Refresh your memory, then let’s get started on this week’s Brain Twister explanation!
Polygon X has r sides, and each vertex has an angle measure of s, an integer. If Polygon Q has r/4 sides, what is the greatest possible of t, the angle measure of each vertex of Polygon Q?
Numeric Entry: _______________________
Answer and Explanation
To maximize the value of ‘t’, we first need to shift our attention to ‘s’, the angle measure of Polygon X. We know that ‘s’ is an integer, so imagine the exterior angle of this massive polygon. The smallest number that could be is 1 degree, leaving us 179 degrees for the interior angle of the polygon.
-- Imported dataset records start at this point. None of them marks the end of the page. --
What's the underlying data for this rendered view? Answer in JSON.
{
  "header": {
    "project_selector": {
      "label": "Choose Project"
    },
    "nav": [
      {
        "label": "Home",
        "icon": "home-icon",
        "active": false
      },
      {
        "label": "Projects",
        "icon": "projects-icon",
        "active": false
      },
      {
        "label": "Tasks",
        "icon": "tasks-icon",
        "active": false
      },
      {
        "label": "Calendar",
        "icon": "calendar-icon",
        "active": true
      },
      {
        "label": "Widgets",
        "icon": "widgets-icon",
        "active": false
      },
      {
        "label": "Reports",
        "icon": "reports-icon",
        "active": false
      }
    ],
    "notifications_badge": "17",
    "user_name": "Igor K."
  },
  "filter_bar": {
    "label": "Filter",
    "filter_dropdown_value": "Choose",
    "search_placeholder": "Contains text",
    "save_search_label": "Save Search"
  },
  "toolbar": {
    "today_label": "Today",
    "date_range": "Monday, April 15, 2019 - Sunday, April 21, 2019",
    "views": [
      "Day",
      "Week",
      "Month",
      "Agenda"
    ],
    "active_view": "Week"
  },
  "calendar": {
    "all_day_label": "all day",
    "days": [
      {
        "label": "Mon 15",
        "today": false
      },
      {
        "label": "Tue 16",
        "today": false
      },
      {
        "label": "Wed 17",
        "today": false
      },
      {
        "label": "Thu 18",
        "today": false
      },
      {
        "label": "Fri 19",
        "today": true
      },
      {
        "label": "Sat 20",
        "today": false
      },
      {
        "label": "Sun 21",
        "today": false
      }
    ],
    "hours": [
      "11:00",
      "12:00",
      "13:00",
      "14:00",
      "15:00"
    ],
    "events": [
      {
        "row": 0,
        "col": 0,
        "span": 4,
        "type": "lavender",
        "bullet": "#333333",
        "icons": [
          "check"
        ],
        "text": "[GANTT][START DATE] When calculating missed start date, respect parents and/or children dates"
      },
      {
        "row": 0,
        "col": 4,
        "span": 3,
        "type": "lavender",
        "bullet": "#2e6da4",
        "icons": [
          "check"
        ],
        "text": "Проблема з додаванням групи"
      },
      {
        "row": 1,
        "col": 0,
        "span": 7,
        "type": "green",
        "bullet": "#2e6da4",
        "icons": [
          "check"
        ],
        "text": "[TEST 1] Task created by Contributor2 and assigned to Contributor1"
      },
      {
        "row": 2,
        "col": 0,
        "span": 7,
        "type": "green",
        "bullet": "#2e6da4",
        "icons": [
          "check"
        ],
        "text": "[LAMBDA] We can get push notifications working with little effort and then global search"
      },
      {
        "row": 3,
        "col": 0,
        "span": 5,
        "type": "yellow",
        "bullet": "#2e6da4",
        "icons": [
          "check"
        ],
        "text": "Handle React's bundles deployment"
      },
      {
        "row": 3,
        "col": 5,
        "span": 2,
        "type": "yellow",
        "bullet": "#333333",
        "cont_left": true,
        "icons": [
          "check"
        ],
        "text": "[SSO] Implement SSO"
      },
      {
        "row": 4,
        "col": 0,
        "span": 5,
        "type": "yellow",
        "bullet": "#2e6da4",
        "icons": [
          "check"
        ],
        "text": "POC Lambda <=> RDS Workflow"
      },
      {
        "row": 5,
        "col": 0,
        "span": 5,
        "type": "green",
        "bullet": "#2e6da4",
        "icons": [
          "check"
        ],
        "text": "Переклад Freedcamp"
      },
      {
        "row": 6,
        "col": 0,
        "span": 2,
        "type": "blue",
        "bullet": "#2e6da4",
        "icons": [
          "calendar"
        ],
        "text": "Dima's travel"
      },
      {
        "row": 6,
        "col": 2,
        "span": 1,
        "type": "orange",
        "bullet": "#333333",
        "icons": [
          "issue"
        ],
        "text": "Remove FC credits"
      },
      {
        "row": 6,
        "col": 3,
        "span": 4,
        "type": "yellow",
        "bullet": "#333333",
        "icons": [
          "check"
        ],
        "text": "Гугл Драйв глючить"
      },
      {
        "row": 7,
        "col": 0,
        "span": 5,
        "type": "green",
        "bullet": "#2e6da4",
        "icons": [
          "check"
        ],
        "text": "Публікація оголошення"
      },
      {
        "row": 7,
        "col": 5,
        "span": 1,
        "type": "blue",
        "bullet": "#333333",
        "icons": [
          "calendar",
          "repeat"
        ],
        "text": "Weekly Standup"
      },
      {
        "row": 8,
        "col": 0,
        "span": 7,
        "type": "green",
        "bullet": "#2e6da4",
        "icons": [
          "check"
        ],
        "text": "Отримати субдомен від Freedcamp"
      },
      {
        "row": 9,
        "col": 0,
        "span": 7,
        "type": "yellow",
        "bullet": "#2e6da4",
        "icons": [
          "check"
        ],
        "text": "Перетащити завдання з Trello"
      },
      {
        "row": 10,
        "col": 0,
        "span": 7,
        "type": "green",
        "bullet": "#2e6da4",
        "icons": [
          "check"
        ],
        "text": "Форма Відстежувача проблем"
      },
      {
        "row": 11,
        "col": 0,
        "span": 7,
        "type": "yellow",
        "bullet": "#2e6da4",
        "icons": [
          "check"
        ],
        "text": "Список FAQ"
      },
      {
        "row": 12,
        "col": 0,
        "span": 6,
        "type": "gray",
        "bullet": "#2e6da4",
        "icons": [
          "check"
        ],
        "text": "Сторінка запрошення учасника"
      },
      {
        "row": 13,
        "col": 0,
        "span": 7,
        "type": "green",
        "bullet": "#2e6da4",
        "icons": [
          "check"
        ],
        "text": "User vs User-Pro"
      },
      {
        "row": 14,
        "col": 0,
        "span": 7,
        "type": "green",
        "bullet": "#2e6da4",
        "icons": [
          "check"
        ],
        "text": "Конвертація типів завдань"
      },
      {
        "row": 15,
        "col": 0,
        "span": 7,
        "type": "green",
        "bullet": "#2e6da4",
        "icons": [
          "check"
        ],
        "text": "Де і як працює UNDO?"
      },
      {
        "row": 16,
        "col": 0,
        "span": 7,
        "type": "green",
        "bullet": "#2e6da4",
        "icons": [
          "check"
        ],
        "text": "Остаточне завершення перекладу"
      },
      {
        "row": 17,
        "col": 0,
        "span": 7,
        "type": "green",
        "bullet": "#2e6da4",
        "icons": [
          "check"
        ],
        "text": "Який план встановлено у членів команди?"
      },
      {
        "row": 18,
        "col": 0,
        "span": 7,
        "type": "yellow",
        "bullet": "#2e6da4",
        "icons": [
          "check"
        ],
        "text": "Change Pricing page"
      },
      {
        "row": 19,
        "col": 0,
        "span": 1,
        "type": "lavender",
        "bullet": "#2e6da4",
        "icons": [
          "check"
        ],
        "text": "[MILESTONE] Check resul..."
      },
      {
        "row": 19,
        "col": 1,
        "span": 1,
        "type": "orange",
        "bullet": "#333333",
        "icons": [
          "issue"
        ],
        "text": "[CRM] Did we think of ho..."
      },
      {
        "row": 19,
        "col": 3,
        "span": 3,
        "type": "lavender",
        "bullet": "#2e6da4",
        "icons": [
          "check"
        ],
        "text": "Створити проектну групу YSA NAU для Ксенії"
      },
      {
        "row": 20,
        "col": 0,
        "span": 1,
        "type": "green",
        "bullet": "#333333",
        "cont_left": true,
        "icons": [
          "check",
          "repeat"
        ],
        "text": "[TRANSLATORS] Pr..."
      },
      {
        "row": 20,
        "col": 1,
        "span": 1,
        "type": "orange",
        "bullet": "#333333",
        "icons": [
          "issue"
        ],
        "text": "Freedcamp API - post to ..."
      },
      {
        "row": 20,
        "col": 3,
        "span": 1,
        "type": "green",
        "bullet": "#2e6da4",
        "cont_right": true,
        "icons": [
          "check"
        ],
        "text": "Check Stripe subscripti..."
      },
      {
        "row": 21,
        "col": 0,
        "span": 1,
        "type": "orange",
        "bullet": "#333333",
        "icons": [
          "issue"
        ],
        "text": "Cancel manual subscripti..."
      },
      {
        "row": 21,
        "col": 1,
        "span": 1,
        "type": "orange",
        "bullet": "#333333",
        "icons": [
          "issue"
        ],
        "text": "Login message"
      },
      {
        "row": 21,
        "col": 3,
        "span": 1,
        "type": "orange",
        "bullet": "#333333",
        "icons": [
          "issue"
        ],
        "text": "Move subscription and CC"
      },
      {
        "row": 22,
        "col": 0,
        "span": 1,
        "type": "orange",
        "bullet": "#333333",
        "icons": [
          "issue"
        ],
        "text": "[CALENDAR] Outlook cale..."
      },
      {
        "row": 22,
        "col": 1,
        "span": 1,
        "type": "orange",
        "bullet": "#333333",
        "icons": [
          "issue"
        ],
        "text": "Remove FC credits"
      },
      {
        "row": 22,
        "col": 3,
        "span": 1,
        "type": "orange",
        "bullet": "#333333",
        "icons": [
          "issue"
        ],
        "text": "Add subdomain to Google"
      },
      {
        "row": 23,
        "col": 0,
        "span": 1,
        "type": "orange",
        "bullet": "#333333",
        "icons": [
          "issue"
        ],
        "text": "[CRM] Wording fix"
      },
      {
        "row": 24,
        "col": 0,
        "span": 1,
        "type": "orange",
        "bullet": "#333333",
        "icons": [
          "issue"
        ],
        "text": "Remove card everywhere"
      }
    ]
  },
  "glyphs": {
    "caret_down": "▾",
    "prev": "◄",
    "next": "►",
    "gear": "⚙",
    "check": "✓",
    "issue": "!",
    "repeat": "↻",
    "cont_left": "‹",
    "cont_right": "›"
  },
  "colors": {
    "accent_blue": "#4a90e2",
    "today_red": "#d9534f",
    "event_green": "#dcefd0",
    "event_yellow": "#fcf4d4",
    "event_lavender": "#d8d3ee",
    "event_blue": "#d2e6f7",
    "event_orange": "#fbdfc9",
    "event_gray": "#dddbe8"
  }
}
Alternatively, we could use the formula 180(r – 2)/r, since we are dealing with a congruent polygon (each side is the same, so we can divide by ‘r’ to find the degree measure of any one angle). You can try out the largest possible integer, 179, to see that it works. We learn that ‘r’ is equal to 360 sides so Polygon X has 360 sides.
Polygon Q, therefore, has 90 sides. Since, the ‘r’ above, stands for number of sides (it doesn’t really matter what we call the variable), we get 180(90-2)/90 = 2 x 88 = 176.
Congrats to those who got the correct answer. 🙂
See you again soon!